= Niverville Pop Festival =

Canadian rock music festival

The Niverville Pop Festival was a rock music festival held on an acreage southeast of Niverville, Manitoba on May 24, 1970. Held nine months after Woodstock, the festival is widely regarded as the first rock festival in Manitoba and one of the most important festivals in Manitoba rock history.

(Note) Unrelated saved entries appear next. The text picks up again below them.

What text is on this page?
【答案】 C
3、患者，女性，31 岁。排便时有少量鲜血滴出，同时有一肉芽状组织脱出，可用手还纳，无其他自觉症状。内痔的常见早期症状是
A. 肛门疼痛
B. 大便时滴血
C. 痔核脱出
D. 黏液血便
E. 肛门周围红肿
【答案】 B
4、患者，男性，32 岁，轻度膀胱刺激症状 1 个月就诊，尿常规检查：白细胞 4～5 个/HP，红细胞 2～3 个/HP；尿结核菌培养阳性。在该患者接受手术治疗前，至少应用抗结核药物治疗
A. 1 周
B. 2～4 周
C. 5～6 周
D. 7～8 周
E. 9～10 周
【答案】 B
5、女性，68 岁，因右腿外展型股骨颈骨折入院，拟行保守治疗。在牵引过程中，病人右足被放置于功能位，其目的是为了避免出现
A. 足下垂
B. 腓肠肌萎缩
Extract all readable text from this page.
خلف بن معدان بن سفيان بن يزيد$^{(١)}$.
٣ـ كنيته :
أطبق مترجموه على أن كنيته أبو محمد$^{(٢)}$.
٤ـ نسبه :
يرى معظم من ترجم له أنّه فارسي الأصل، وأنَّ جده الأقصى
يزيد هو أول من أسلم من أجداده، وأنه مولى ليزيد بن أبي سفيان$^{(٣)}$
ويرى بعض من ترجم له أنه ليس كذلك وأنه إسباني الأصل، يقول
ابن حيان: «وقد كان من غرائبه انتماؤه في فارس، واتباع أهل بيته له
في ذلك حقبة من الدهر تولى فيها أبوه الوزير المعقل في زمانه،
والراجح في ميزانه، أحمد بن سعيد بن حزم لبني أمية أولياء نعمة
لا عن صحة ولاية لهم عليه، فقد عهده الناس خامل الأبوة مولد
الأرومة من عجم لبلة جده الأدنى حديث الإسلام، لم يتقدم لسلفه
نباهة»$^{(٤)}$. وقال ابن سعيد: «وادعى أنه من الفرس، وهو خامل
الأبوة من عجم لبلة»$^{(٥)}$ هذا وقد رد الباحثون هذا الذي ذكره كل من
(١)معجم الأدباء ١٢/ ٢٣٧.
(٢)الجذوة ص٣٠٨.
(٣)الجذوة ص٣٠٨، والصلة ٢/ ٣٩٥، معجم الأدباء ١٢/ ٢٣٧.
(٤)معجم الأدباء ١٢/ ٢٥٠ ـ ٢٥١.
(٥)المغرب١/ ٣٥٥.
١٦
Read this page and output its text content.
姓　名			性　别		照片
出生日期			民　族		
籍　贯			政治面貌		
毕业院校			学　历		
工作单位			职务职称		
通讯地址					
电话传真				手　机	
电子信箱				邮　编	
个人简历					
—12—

Attracting a crowd of tens of thousands, the festival included acts such as Joey Gregorash, Brother (featuring Bill Wallace and Kurt Winter), Burton Cummings, Sugar 'n' Spice, John Einarson's Pig Iron Blues Band, The Fifth, Billy Graham Jazz Group and many others. The festival was organized to raise money for the Lynne Derksen Oxygenator Fund. Lynne Derksen was a student at Canadian Mennonite Bible College who had fallen from a hayride, resulting in life-threatening injuries, and required the use of an oxygenator. The festival, which had no expenses, was organized by Kurt Winter, Vance Masters, and Harold Wiebe, and raised about eight thousand dollars for the fund.

Like Woodstock, the Niverville Pop Festival saw heavy rain and large crowds, many of them hippies who came from Winnipeg. After a large thunderstorm struck, many concert-goers stripped naked and ran around in the rain and mud waiting for local Mennonite farmers to tow their cars back to the pavement of Highway 59.